Somehow they had missed that fact. The pattern of illness and decay, of harsh labor and slow disintegration, had become normal. Death was familiar; it was expected, anticipated, accepted. Even desired.
They did not know what it was to live.
Israelites had struggled, suffered, and perished by the hundreds, perhaps hundreds of thousands, enslaved in unending, wearying work. Great pyramids were constructed as tombs for the pharaohs, mausoleums to preserve their bodies and enshrine their spirits. To the laborers far down the food chain, uninitiated in the religion, the gods of the Egyptians traded only in death — for those who worshiped them, and for those who built their temples.

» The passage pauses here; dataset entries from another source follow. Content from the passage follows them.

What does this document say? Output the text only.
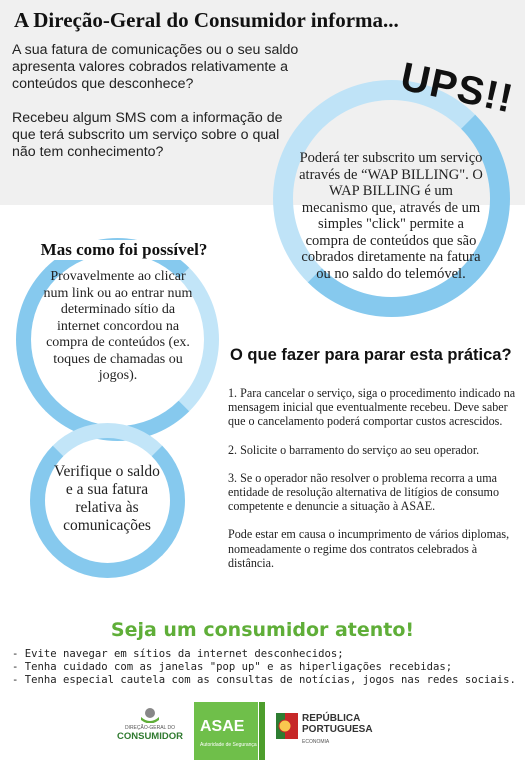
A Direção-Geral do Consumidor informa...

A sua fatura de comunicações ou o seu saldo apresenta valores cobrados relativamente a conteúdos que desconhece?

Recebeu algum SMS com a informação de que terá subscrito um serviço sobre o qual não tem conhecimento?

UPS!!
Poderá ter subscrito um serviço através de “WAP BILLING". O WAP BILLING é um mecanismo que, através de um simples "click" permite a compra de conteúdos que são cobrados diretamente na fatura ou no saldo do telemóvel.
Mas como foi possível?
Provavelmente ao clicar num link ou ao entrar num determinado sítio da internet concordou na compra de conteúdos (ex. toques de chamadas ou jogos).
Verifique o saldo e a sua fatura relativa às comunicações
O que fazer para parar esta prática?

1. Para cancelar o serviço, siga o procedimento indicado na mensagem inicial que eventualmente recebeu. Deve saber que o cancelamento poderá comportar custos acrescidos.

2. Solicite o barramento do serviço ao seu operador.

3. Se o operador não resolver o problema recorra a uma entidade de resolução alternativa de litígios de consumo competente e denuncie a situação à ASAE.

Pode estar em causa o incumprimento de vários diplomas, nomeadamente o regime dos contratos celebrados à distância.

Seja um consumidor atento!
- Evite navegar em sítios da internet desconhecidos;
- Tenha cuidado com as janelas "pop up" e as hiperligações recebidas;
- Tenha especial cautela com as consultas de notícias, jogos nas redes sociais.
DIREÇÃO-GERAL DO
CONSUMIDOR
ASAE
Autoridade de Segurança
REPÚBLICA
PORTUGUESA
ECONOMIA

It was as if the divine spirit that was unleashed on the Egyptians that Passover night was their own god, turning against his own people, bestowing the only gift that a god of death could give. Whatever it was, and whatever the cause, the message was clear: in order to survive, the Israelites had to get away.
On that night several thousand individuals became a community, aware of their shared hopes and fears; the weak discovered their strength, the worthless realized their value. A new people was born out of a culture of death. The God of the living made Godself known.

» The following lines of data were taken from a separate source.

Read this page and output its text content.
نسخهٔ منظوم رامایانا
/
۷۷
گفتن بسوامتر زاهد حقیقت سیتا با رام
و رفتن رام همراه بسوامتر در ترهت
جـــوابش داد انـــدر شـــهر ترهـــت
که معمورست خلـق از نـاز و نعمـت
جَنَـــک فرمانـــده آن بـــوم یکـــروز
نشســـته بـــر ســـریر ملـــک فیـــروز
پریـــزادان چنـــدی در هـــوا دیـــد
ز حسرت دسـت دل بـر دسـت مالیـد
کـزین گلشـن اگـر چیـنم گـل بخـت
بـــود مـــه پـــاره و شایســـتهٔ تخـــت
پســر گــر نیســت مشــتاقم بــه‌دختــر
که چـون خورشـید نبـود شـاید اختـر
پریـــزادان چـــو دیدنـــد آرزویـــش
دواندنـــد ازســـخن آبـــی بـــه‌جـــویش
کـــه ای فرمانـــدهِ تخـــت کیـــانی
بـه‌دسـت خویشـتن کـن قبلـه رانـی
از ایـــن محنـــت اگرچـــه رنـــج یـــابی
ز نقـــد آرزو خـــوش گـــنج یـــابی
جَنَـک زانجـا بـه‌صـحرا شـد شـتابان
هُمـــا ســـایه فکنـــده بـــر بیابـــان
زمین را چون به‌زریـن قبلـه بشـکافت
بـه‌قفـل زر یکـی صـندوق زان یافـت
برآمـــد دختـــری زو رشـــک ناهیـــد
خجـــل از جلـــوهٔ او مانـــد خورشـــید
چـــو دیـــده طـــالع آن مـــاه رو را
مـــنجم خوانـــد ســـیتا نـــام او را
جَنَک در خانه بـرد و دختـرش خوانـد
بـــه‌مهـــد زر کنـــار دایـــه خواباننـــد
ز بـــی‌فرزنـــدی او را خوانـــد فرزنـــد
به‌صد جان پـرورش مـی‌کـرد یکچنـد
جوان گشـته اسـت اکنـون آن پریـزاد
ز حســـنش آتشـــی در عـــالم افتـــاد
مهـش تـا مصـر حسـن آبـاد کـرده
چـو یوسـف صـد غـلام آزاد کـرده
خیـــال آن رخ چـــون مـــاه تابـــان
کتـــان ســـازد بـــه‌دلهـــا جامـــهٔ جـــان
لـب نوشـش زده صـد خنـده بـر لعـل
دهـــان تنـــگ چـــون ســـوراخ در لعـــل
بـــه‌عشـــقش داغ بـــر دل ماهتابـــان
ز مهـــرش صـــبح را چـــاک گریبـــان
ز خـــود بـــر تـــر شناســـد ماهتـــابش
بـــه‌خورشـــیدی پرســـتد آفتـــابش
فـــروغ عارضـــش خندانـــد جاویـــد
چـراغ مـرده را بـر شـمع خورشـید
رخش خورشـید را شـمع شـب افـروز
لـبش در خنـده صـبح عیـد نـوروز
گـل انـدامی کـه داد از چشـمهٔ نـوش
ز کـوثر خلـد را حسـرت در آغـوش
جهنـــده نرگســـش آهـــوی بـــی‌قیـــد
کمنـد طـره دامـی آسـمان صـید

As the night begins God informs Moses and Aaron that this event must be embedded in the national consciousness; it must be celebrated each and every year, down through the generations. The divine mandate is given: Passover must never be forgotten.
Passover must never be forgotten. It is a consecration of life’s value and extraordinary potential. It proclaims hope and new beginnings even in the midst of terrible troubles. It is the recognition that in the midst of life, death swirls around us — but it is not the end; death’s authority is temporary and temporal. God’s power to lead us to life is far greater than all that would enslave and degrade us.

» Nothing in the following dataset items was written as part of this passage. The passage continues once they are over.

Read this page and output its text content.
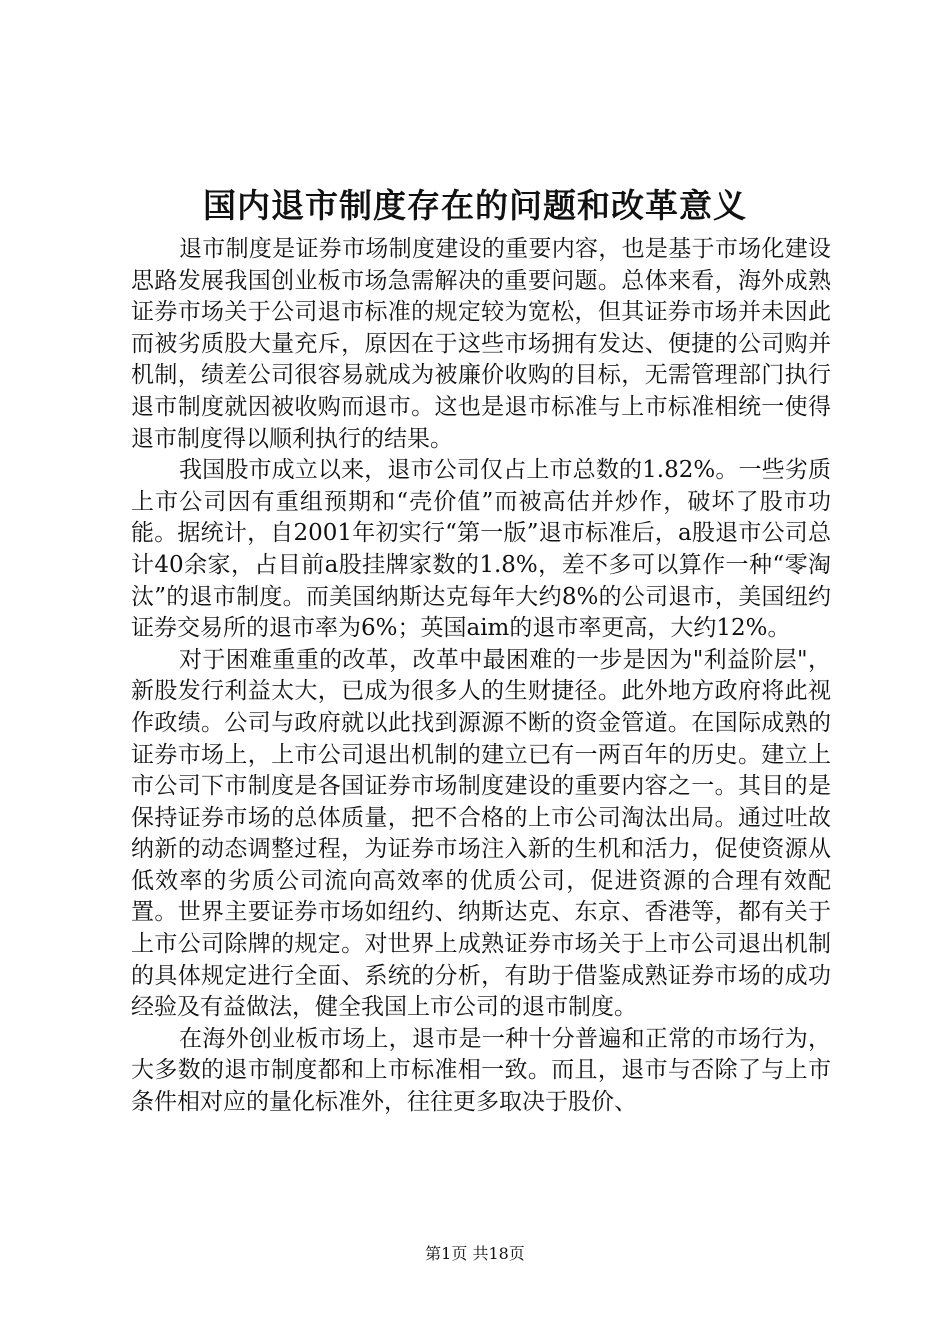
国内退市制度存在的问题和改革意义

退市制度是证券市场制度建设的重要内容，也是基于市场化建设思路发展我国创业板市场急需解决的重要问题。总体来看，海外成熟证券市场关于公司退市标准的规定较为宽松，但其证券市场并未因此而被劣质股大量充斥，原因在于这些市场拥有发达、便捷的公司购并机制，绩差公司很容易就成为被廉价收购的目标，无需管理部门执行退市制度就因被收购而退市。这也是退市标准与上市标准相统一使得退市制度得以顺利执行的结果。

我国股市成立以来，退市公司仅占上市总数的1.82%。一些劣质上市公司因有重组预期和“壳价值”而被高估并炒作，破坏了股市功能。据统计，自2001年初实行“第一版”退市标准后，a股退市公司总计40余家，占目前a股挂牌家数的1.8%，差不多可以算作一种“零淘汰”的退市制度。而美国纳斯达克每年大约8%的公司退市，美国纽约证券交易所的退市率为6%；英国aim的退市率更高，大约12%。

对于困难重重的改革，改革中最困难的一步是因为"利益阶层"，新股发行利益太大，已成为很多人的生财捷径。此外地方政府将此视作政绩。公司与政府就以此找到源源不断的资金管道。在国际成熟的证券市场上，上市公司退出机制的建立已有一两百年的历史。建立上市公司下市制度是各国证券市场制度建设的重要内容之一。其目的是保持证券市场的总体质量，把不合格的上市公司淘汰出局。通过吐故纳新的动态调整过程，为证券市场注入新的生机和活力，促使资源从低效率的劣质公司流向高效率的优质公司，促进资源的合理有效配置。世界主要证券市场如纽约、纳斯达克、东京、香港等，都有关于上市公司除牌的规定。对世界上成熟证券市场关于上市公司退出机制的具体规定进行全面、系统的分析，有助于借鉴成熟证券市场的成功经验及有益做法，健全我国上市公司的退市制度。

在海外创业板市场上，退市是一种十分普遍和正常的市场行为，大多数的退市制度都和上市标准相一致。而且，退市与否除了与上市条件相对应的量化标准外，往往更多取决于股价、

第1页 共18页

Passover is the celebration of the birth of the Jewish people. It commemorates the beginning of their long and difficult journey to becoming the People of the Living God, the journey that we Christians aspire to be a part of.
Our tradition has claimed that what we know as “the Lord’s Supper” / the Eucharist was first a Passover (Seder) meal celebrated by our Lord Jesus with his disciples. To understand our Great Feast within that context is to honor the fact that our Jesus of Nazareth was born, lived, and died a Jew: “they” are our sisters and brothers. It is also a warning that we, like the Israelites in Egypt, can be enslaved by our culture: demeaned and disempowered as being “of no value or importance.” It is a statement of faith in God’s lasting power to save and restore.
When we take the Bread and Wine standing up, with our shoes on and our coats buttoned, we affirm our readiness to respond to God’s call immediately; it is also a humble admission that we may be headed the wrong way — and are willing to turn around, and to go as the Beloved leads us. This very day.
Perhaps the most important aspect of such a “Passover mentality” is a grateful heart. We come to the Table thankful for the life we have been given, the good we have enjoyed, the love we have known. And we remember, tenderly, those who are no longer present; their memories a blessing.
Let us give thankful praise to the God of the Passover, who leads us on the path of life.
Virtual hugs and real-time blessings,
It has been suggested that the god we worship is the god we get. As presented in this short-form version of the Passover, the Egyptians’ obsession (idolizing/worship) of death appears to have turned against them. What might that mean for our culture? What do we idolize that might turn on us and destroy us?
On a personal level, who is God for you? What is the defining characteristic of the One you worship?